A explicação oficializada pela direita: muito complicado submeter ao
voto popular o conjunto de questões que determinam a reforma política. A
conclusão desse raciocínio é que seria bem mais prático forjar um
acordo entre deputados e senadores, deixando aos eleitores apenas a
missão de aceitar – ou não – o pacote já fechado para embrulho.
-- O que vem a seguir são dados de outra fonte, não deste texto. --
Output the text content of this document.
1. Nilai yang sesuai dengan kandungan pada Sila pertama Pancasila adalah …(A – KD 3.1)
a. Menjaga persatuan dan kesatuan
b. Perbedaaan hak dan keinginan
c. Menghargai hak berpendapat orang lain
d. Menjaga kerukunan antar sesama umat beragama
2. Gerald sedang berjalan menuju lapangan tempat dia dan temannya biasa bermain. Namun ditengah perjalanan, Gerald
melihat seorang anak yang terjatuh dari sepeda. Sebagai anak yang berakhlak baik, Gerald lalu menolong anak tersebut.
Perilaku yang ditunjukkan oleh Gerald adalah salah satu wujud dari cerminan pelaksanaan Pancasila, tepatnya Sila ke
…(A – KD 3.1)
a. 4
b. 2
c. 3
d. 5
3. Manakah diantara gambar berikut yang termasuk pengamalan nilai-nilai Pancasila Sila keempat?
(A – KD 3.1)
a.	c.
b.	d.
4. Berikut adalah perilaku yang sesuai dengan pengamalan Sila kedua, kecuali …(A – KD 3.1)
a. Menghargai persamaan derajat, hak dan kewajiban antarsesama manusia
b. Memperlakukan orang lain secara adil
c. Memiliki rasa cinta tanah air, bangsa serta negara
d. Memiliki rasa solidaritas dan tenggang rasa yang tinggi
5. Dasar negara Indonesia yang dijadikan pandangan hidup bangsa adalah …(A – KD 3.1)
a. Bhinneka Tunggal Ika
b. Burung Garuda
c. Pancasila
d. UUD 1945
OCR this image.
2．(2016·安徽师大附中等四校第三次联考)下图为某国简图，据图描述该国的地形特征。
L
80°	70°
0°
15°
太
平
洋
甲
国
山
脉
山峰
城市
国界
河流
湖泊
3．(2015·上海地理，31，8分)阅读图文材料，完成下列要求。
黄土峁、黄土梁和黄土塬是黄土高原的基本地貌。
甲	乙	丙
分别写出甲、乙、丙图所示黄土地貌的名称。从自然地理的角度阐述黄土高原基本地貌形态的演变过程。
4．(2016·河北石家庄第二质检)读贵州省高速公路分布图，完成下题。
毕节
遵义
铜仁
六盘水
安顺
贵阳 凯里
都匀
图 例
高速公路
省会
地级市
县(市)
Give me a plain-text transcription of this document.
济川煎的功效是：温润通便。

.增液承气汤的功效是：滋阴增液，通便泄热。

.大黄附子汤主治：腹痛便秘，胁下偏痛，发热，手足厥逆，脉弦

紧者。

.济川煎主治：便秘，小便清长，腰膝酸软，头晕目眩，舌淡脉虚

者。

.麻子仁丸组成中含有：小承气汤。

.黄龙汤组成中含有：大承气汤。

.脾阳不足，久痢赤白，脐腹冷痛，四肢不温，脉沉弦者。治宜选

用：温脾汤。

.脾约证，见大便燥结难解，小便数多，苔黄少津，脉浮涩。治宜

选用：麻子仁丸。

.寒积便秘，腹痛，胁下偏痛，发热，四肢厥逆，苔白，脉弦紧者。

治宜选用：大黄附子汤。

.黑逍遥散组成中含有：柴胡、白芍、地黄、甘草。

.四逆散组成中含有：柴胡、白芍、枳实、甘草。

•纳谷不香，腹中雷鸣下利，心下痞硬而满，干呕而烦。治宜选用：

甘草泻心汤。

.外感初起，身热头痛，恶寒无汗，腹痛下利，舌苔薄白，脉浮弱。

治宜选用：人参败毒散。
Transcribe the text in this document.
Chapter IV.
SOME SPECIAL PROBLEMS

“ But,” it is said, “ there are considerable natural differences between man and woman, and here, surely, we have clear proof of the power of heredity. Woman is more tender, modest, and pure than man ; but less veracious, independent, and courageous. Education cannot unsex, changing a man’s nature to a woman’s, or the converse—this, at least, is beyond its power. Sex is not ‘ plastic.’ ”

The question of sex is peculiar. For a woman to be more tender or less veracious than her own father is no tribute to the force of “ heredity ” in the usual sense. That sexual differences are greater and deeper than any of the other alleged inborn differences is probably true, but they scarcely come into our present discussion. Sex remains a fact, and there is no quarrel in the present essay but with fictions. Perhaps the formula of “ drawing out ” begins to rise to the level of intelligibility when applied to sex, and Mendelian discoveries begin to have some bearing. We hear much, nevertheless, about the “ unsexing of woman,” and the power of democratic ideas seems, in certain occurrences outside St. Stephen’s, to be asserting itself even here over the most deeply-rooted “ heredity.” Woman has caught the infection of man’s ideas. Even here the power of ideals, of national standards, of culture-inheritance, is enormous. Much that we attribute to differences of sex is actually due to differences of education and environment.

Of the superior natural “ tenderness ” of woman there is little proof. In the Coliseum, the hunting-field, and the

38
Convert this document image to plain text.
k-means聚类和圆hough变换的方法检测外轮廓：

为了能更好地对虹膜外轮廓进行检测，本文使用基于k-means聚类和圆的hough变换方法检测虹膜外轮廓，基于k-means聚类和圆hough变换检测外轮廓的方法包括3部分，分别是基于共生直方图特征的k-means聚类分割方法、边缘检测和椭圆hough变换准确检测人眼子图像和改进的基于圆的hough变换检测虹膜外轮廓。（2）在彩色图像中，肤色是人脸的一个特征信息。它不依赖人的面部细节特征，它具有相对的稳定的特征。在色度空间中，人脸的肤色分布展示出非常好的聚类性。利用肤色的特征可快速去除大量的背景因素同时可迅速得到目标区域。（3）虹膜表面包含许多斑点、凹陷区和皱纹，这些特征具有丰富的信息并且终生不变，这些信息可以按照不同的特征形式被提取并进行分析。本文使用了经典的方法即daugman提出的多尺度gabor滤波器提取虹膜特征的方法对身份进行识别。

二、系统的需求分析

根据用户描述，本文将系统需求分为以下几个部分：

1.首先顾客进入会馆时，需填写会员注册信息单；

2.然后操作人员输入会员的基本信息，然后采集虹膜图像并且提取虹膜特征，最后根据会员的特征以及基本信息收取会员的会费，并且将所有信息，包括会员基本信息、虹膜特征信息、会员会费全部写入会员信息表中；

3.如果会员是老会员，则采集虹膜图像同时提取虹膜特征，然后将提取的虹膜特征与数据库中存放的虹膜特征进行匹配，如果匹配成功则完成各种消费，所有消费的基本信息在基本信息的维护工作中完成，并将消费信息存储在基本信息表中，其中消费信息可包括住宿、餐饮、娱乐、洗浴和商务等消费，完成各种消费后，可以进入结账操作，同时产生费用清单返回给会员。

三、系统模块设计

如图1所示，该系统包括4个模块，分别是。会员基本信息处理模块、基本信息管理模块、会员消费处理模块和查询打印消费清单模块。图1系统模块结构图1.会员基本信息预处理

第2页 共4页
Os oposicionistas não conseguem esconder seu desgosto com uma
iniciativa que pode produzir duplo resultado. O primeiro é a
radicalização da democracia, com o desmonte do sistema que garante
maioria parlamentar aos grupos conservadores. O segundo: frustrar o
plano de ver a presidente e seu partido enfrentando o longo desgaste de
uma crise sem fim.
Manter a discussão sobre reforma política no Congresso constitui
manobra para amarrar as mãos de Dilma, com o intuito de deixa-la ser
fritada pela escalada de protestos e reivindicações. Afinal, não é mais
possível, com a atual correlação de forças nas duas casas legislativas,
avançar seriamente em medidas distributivistas, ampliação de direitos e
fortalecimento do Estado (incluindo os serviços públicos justamente
demandados pela cólera popular).
Vozes mais afoitas do reacionarismo, especialmente na imprensa
tradicional, rechaçam o plebiscito como “bolivariano” ou “chavista”,
apesar de esse instrumento estar previsto na Constituição. Além de
revelarem aversão à soberania das urnas, preferindo o cambalacho dos
palácios, tornam pública sua intenção de defender o sistema eleitoral
que mais lhes interessa.
A preferência confessa no conservadorismo é pelo voto distrital. Se
não der para emplacar, melhor deixar tudo como está. A lógica parece
simples. O voto em lista aprofunda o confronto de programas, desfaz
laços de clientelismo e reduz a individualização da política. Pelos
cálculos da direita, esse ambiente seria claramente favorável aos
partidos de esquerda, que poderiam até formar uma nova maioria.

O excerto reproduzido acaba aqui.